En outre, des conséquences sociales à long terme découlent de cette perte de sentiment d'appartenance et de fierté civique. La première de ces conséquences est l'affaiblissement du patriotisme, de la loyauté et de l'unité nationale.

« À moins qu'on n'intervienne, un grand nombre de personnes qui vivent ici ressentiront nécessairement un détachement par rapport au Canada. » (H. K.)

« [Quand on est soumis à un interrogatoire et à une fouille complète huit fois sur neuf à la frontière], il est extrêmement difficile de concevoir un sentiment de loyauté vis-à-vis d'un pays où, chaque fois qu'on essaie d'y revenir, on subit pareil traitement. » (L. K.)

Impact sur nos communautés

Les membres des communautés ontariennes racialisées avouent vivre dans un perpétuel état de crise à cause des effets du racisme. Chez les Afro-Canadiens, tout spécialement, le profilage racial a des retombées dévastatrices. Le sentiment d'injustice qu'ils en ressentent les maintient dans un état de déséquilibre psychologique et de conflit intérieur, tout en renforçant leur conviction que le racisme existe bien et qu'ils peuvent en être victimes à n'importe quel moment[45].

Des résultats de recherche indiquent que les groupes minoritaires aux prises avec ces situations font appel à plusieurs stratégies pour composer avec leurs effets. Dans certains cas, les personnes acceptent comme véridiques les stéréotypes négatifs qui sont appliqués à leur groupe. En d'autres termes, elles en viennent à se concevoir comme étant inférieures. Elles sont amenées à avoir honte de leurs origines, de leur couleur de peau, etc.[46] Exemple : on a raconté à la Commission l'histoire d'un jeune garçon prénommé « Muhammad », qui a voulu se faire appeler « Joe » en raison des expériences qu'il a vécues après le 11 septembre.
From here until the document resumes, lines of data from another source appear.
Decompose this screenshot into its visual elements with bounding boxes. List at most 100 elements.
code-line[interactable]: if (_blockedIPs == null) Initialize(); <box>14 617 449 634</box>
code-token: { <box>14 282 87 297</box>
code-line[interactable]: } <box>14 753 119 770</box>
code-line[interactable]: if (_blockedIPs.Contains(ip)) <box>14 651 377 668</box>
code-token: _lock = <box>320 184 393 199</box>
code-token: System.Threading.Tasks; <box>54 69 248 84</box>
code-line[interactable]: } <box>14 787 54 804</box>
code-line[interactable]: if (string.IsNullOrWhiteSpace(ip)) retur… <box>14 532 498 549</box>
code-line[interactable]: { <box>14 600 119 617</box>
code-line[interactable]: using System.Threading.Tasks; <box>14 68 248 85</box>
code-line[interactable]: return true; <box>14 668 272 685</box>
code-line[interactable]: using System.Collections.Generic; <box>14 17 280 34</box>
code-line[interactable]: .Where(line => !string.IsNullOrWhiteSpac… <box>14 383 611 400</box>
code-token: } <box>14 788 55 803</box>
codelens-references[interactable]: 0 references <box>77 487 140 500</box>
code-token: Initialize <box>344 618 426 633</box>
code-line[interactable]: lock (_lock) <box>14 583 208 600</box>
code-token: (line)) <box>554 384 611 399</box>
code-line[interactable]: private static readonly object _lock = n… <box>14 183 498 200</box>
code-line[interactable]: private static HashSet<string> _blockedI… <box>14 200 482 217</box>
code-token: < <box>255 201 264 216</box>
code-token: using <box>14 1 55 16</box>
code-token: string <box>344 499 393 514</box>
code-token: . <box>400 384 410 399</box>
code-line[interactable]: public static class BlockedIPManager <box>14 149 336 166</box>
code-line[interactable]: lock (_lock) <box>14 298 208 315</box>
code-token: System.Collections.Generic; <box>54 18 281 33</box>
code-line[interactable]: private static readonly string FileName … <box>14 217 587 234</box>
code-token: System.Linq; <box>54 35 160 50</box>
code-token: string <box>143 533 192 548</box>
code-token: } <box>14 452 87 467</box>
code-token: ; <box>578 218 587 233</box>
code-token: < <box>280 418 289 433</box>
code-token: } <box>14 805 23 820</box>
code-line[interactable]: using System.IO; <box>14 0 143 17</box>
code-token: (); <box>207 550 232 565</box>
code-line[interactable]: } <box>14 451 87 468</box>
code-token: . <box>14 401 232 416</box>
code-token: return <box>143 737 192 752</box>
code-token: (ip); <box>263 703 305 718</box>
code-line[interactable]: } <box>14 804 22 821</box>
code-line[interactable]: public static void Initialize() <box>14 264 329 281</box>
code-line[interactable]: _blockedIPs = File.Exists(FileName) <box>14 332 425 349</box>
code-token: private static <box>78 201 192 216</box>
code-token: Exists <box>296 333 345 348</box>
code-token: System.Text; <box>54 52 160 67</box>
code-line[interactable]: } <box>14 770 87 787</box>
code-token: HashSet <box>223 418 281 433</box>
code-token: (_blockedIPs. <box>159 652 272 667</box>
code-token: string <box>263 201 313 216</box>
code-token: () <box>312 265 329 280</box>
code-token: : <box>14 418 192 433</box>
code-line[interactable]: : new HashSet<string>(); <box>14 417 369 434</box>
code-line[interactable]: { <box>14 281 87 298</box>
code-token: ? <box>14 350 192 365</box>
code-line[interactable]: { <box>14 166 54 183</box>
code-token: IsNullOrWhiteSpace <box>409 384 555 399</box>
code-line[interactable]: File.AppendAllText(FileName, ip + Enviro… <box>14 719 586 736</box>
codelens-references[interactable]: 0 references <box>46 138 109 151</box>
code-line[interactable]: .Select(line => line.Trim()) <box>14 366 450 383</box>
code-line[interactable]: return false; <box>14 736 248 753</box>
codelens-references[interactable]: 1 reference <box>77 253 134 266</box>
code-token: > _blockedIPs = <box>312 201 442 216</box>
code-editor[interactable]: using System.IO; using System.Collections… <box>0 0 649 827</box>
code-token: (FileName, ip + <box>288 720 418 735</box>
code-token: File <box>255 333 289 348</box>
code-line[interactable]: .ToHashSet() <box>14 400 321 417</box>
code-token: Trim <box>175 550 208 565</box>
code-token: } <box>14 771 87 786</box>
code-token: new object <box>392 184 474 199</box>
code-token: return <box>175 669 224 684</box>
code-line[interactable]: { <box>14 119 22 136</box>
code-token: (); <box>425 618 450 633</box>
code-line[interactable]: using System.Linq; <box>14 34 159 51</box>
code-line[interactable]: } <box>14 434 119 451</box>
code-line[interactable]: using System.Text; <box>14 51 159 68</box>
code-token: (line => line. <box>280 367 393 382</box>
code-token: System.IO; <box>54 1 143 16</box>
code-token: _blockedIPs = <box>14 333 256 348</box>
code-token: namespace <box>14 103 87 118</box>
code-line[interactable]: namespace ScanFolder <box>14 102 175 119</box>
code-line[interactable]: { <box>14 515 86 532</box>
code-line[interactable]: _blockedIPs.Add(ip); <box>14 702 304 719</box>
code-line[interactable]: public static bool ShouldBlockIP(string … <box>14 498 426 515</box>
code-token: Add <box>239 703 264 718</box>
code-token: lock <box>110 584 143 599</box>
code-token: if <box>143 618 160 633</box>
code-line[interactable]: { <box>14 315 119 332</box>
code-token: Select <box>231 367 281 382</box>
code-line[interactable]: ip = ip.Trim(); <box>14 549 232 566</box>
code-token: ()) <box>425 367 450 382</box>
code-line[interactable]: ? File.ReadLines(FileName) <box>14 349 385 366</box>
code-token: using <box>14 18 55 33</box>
Autre stratégie : essayer de transformer l'incident négatif en une expérience positive, en réaffirmant sa fierté identitaire et en se mobilisant à des fins politiques[47].

Des études ont aussi montré, à maintes reprises, que la discrimination raciale aboutit à des disparités à bien des égards : logement, éducation, emploi, situation socio-économique, arrestations et condamnations[48].

Ces retombées pour les communautés soumises au profilage racial se sont confirmées pendant le cours de l'enquête. Parmi d'autres répercussions relevées, mentionnons que l'expérience du profilage racial compromet la capacité des personnes à accéder à des postes de commande, qu'elle aboutit à des dissensions et qu'elle attise les craintes au sein des communautés. En revanche, il peut y avoir renforcement de la solidarité, les membres de la communauté se serrant les coudes pour mieux parer à cette menace.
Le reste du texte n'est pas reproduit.